Hoy, casi cuarenta años después, todos han marchado hacia Madrid en busca quizá de la dignidad perdida. ¡Qué cosas! La dignidad que nos ha sido arrebatada como si fuésemos despojos de un pollo listos para ser cocidos. No somos más que la sombra alargada de la tristeza que es lo que se palpa en un país que ya no tiene hombreras pero sí muchos teléfonos y muchas tabletas; otros conceptos de modernidad que nunca hubiésemos sospechado, pero los básicos, los que hacen que un ser humano sea digno, arrebatados, como si hubiera llegado a nuestras vidas un tsunami.
La herencia recibida con esfuerzo, tesón y lucha se ha convertido en manos llenas de odio, de repugnante corrupción y de un «sálvese quien pueda» que es en donde muchos subsisten. Aquí nadie sabe nada aunque todos saben todo, y aquellos que lucharon por la transición, no robaron. No les fue reconocido ni un segundo lo que tuvieron que hacer con una España que salía de una dictadura y la historia aún, no les ha dado todavía su merecido. No hay suficiente gratitud para concebir la lealtad de este hombre que juró ante el Rey y por España que todo su trabajo era en favor de la recién nacida democracia.
El gobierno del pueblo se ha convertido en el gobierno de los elegidos, de los poderosos, de los que amparándose en ser el “cuñao” amontonan dinero en cuentas en el extranjero.

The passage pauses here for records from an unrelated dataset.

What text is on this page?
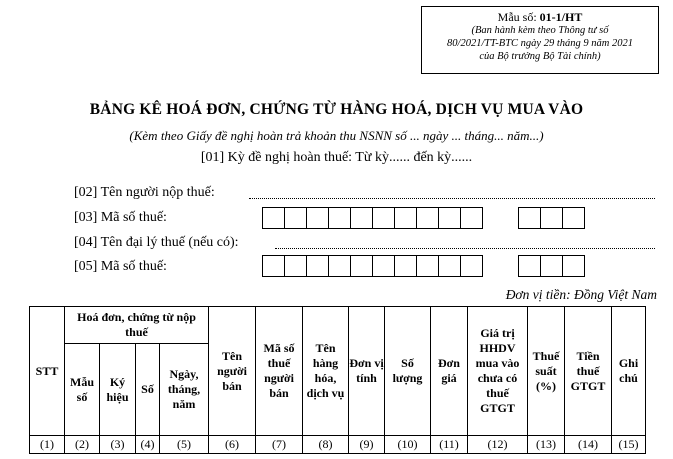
Mẫu số: 01-1/HT
(Ban hành kèm theo Thông tư số
80/2021/TT-BTC ngày 29 tháng 9 năm 2021
của Bộ trưởng Bộ Tài chính)
BẢNG KÊ HOÁ ĐƠN, CHỨNG TỪ HÀNG HOÁ, DỊCH VỤ MUA VÀO
(Kèm theo Giấy đề nghị hoàn trả khoản thu NSNN số ... ngày ... tháng... năm...)
[01] Kỳ đề nghị hoàn thuế: Từ kỳ...... đến kỳ......
[02] Tên người nộp thuế:
[03] Mã số thuế:
[04] Tên đại lý thuế (nếu có):
[05] Mã số thuế:
Đơn vị tiền: Đồng Việt Nam
STT	Hoá đơn, chứng từ nộp thuế				Tên người bán	Mã số thuế người bán	Tên hàng hóa, dịch vụ	Đơn vị tính	Số lượng	Đơn giá	Giá trị HHDV mua vào chưa có thuế GTGT	Thuế suất (%)	Tiền thuế GTGT	Ghi chú
	Mẫu số	Ký hiệu	Số	Ngày, tháng, năm										
(1)	(2)	(3)	(4)	(5)	(6)	(7)	(8)	(9)	(10)	(11)	(12)	(13)	(14)	(15)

Esos son los políticos que tenemos por mucho que se empeñen en decirnos que existe la justicia. Aquí hay dos clases de personas, las que llegan por sus méritos y las que se suben al carro del hay quien de más. Se libran algunos pero no se hacen ver lo suficiente. La gente piensa lo que no tiene no lo que le cuentan unos y otros.
La dignidad empieza por uno mismo y Suárez fue el ejemplo de la integridad, la dignidad y el trabajo bien hecho. No hay palabras que llenen un folio ni que les haga ver a los que ahora han nacido en esta democracia que esos políticos existieron. Clase, formas y dignidad. Sobre todas las cosas dignidad. Su mérito fue vivir una transición y un golpe de estado que era la sinrazón; la misma a la que asistimos ahora aunque haya pasado mucho tiempo. Nadie sabía quién estaba junto a Suárez porque él se quedó solo. Miraba a Tejero, miraba a España y ahí queda para la historia la valentía de un hombre que supo gobernar. Repito, la dignidad de un hombre al frente de una nación sin norte.

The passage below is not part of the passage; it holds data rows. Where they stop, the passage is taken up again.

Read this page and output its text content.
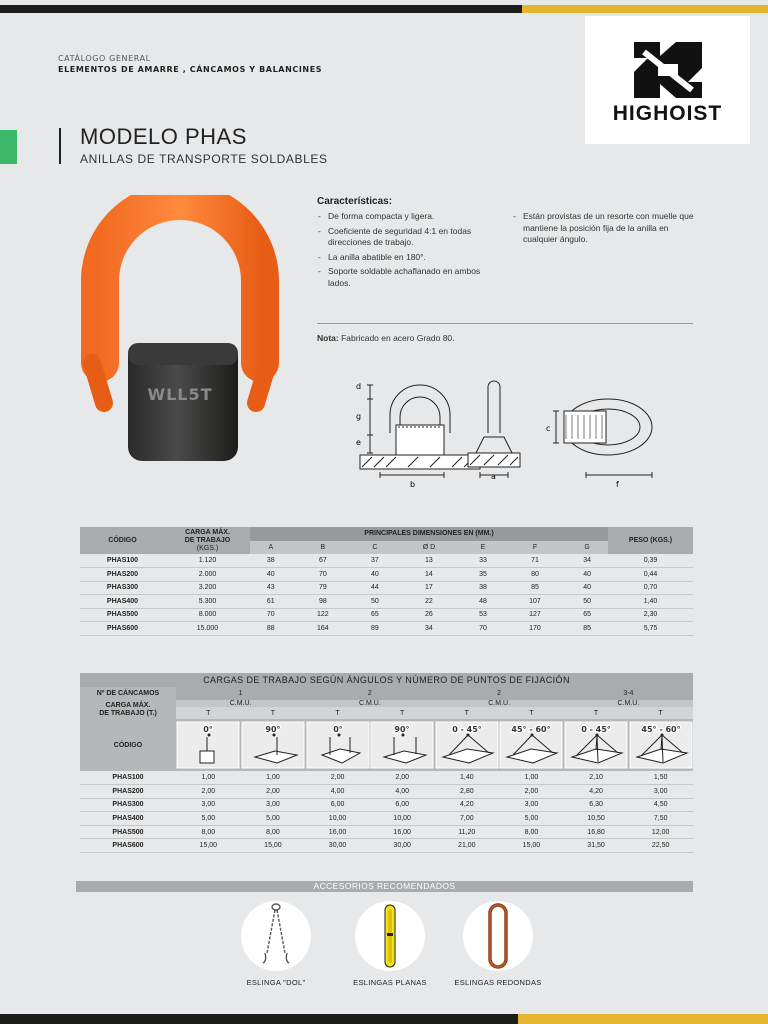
CATÁLOGO GENERAL
ELEMENTOS DE AMARRE , CÁNCAMOS Y BALANCINES
HIGHOIST
MODELO PHAS
ANILLAS DE TRANSPORTE SOLDABLES
WLL5T
Características:
- De forma compacta y ligera.
- Coeficiente de seguridad 4:1 en todas direcciones de trabajo.
- La anilla abatible en 180°.
- Soporte soldable achaflanado en ambos lados.
- Están provistas de un resorte con muelle que mantiene la posición fija de la anilla en cualquier ángulo.
Nota: Fabricado en acero Grado 80.
d
g
e
b
a
c
f
CÓDIGO	CARGA MÁX.
DE TRABAJO
(KGS.)	PRINCIPALES DIMENSIONES EN (MM.)							PESO (KGS.)
		A	B	C	Ø D	E	F	G	
PHAS100	1.120	38	67	37	13	33	71	34	0,39
PHAS200	2.000	40	70	40	14	35	80	40	0,44
PHAS300	3.200	43	79	44	17	38	85	40	0,70
PHAS400	5.300	61	98	50	22	48	107	50	1,40
PHAS500	8.000	70	122	65	26	53	127	65	2,30
PHAS600	15.000	88	164	89	34	70	170	85	5,75
CARGAS DE TRABAJO SEGÚN ÁNGULOS Y NÚMERO DE PUNTOS DE FIJACIÓN								
Nº DE CÁNCAMOS	1		2		2		3-4	

CARGA MÁX.
DE TRABAJO (T.)	C.M.U.		C.M.U.		C.M.U.		C.M.U.	
	T	T	T	T	T	T	T	T
CÓDIGO	0°	90°	0°	90°	0 - 45°	45° - 60°	0 - 45°	45° - 60°

PHAS100	1,00	1,00	2,00	2,00	1,40	1,00	2,10	1,50
PHAS200	2,00	2,00	4,00	4,00	2,80	2,00	4,20	3,00
PHAS300	3,00	3,00	6,00	6,00	4,20	3,00	6,30	4,50
PHAS400	5,00	5,00	10,00	10,00	7,00	5,00	10,50	7,50
PHAS500	8,00	8,00	16,00	16,00	11,20	8,00	16,80	12,00
PHAS600	15,00	15,00	30,00	30,00	21,00	15,00	31,50	22,50
ACCESORIOS RECOMENDADOS
ESLINGA "DOL"	ESLINGAS PLANAS	ESLINGAS REDONDAS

Ha marchado media España a buscar a la otra media y esta vez todos a una a encontrar dignidad y también norte. Ese que han perdido por el camino porque les han sido arrebatados sus derechos. Hoy España envejece y la gente cada vez es más pobre, cada vez hay más desaliento entre jóvenes y las personas que midieron su vida entre un golpe de estado y una democracia no tienen rumbo fijo. Personas a las que se les ha arrebatado todo o parte de lo que alguna vez construyeron políticos como el que hoy se va marchan por la dignidad. «Pan, trabajo y techo» frente al lujo, despiporre y ostentación. Hemos perdido casi todo y hoy perdemos a un hombre al que España le debe tanto que ya es una realidad que los chicos de ahora constatan. Tenemos que rendirle un homenaje sin precedentes porque él actuó sin pensar nada más que en nosotros.
Es primavera y en la parte contradictoria de la vida todo florece mientras despedimos a un hombre grande. No sería justo que los que entonces eran niños no lo reconozcan hoy. La alegría de saber que lo tuvimos entre nosotros nos hace ver que personas gritarán por las calles que aún la dignidad debe sostenernos y quizá entre la muchedumbre, muchos de aquella generación piensen más de una vez en Adolfo Suárez. Él era la dignidad hecha persona. Y no abundan, precisamente personas como él.
Descanse en paz señor. ¡Es usted un grande y los grandes, siempre dejan huella en la historia!